Get Our Latest Research Report on REG
Regency Centers Price Performance
Regency Centers (NASDAQ:REG – Get Free Report) last announced its quarterly earnings results on Monday, October 28th. The company reported $0.54 earnings per share (EPS) for the quarter, missing analysts’ consensus estimates of $1.04 by ($0.50). Regency Centers had a return on equity of 5.85% and a net margin of 27.78%. The business had revenue of $360.27 million for the quarter, compared to analysts’ expectations of $355.17 million. During the same period last year, the firm earned $1.02 earnings per share. Equities analysts forecast that Regency Centers will post 4.28 EPS for the current fiscal year.
Regency Centers Increases Dividend
The company also recently declared a quarterly dividend, which was paid on Friday, January 3rd. Stockholders of record on Monday, December 16th were paid a dividend of $0.705 per share. This represents a $2.82 dividend on an annualized basis and a dividend yield of 3.92%. This is a positive change from Regency Centers’s previous quarterly dividend of $0.67. The ex-dividend date was Monday, December 16th. Regency Centers’s payout ratio is 132.39%.
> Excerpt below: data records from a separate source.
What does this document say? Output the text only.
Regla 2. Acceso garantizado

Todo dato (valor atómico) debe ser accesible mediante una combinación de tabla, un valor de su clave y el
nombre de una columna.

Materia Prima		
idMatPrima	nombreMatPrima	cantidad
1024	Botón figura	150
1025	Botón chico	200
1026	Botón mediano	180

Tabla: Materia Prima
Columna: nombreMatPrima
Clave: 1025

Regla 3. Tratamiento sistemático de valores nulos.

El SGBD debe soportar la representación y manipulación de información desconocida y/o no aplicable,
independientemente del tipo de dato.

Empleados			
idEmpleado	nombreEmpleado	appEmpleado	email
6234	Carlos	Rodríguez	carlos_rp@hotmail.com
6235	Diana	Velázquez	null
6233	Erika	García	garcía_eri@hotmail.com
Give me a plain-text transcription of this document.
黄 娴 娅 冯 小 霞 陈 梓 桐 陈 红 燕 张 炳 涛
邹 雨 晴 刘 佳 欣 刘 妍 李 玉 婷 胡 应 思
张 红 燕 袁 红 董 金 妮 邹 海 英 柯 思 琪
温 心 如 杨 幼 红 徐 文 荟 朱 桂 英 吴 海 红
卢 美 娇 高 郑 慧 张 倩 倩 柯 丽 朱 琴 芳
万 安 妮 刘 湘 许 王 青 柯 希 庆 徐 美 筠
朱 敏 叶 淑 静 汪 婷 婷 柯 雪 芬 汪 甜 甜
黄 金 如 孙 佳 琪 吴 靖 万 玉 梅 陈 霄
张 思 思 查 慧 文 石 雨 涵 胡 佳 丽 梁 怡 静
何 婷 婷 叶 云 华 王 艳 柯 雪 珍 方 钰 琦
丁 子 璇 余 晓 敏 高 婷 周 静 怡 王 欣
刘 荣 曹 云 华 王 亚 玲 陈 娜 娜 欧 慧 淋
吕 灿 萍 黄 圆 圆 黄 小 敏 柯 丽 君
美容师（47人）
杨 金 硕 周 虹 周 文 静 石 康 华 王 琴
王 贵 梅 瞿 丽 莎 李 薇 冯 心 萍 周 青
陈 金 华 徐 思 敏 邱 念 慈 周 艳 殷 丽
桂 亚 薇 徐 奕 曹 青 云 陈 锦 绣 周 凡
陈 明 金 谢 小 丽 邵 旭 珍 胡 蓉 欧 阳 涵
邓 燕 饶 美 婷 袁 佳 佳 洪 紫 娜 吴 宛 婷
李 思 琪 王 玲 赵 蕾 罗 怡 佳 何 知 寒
Institutional Investors Weigh In On Regency Centers
A number of hedge funds have recently added to or reduced their stakes in REG. Heck Capital Advisors LLC purchased a new position in shares of Regency Centers during the 4th quarter worth approximately $26,000. Livforsakringsbolaget Skandia Omsesidigt raised its position in Regency Centers by 300.0% in the third quarter. Livforsakringsbolaget Skandia Omsesidigt now owns 800 shares of the company’s stock worth $58,000 after acquiring an additional 600 shares in the last quarter. Quest Partners LLC lifted its holdings in Regency Centers by 84.8% in the third quarter. Quest Partners LLC now owns 937 shares of the company’s stock valued at $68,000 after acquiring an additional 430 shares during the period. Brooklyn Investment Group purchased a new stake in shares of Regency Centers during the 3rd quarter worth $96,000. Finally, Principal Securities Inc. grew its stake in shares of Regency Centers by 29.0% during the 4th quarter. Principal Securities Inc. now owns 1,360 shares of the company’s stock worth $101,000 after purchasing an additional 306 shares during the period. Institutional investors and hedge funds own 96.07% of the company’s stock.
About Regency Centers
Regency Centers is a preeminent national owner, operator, and developer of shopping centers located in suburban trade areas with compelling demographics. Our portfolio includes thriving properties merchandised with highly productive grocers, restaurants, service providers, and best-in-class retailers that connect to their neighborhoods, communities, and customers.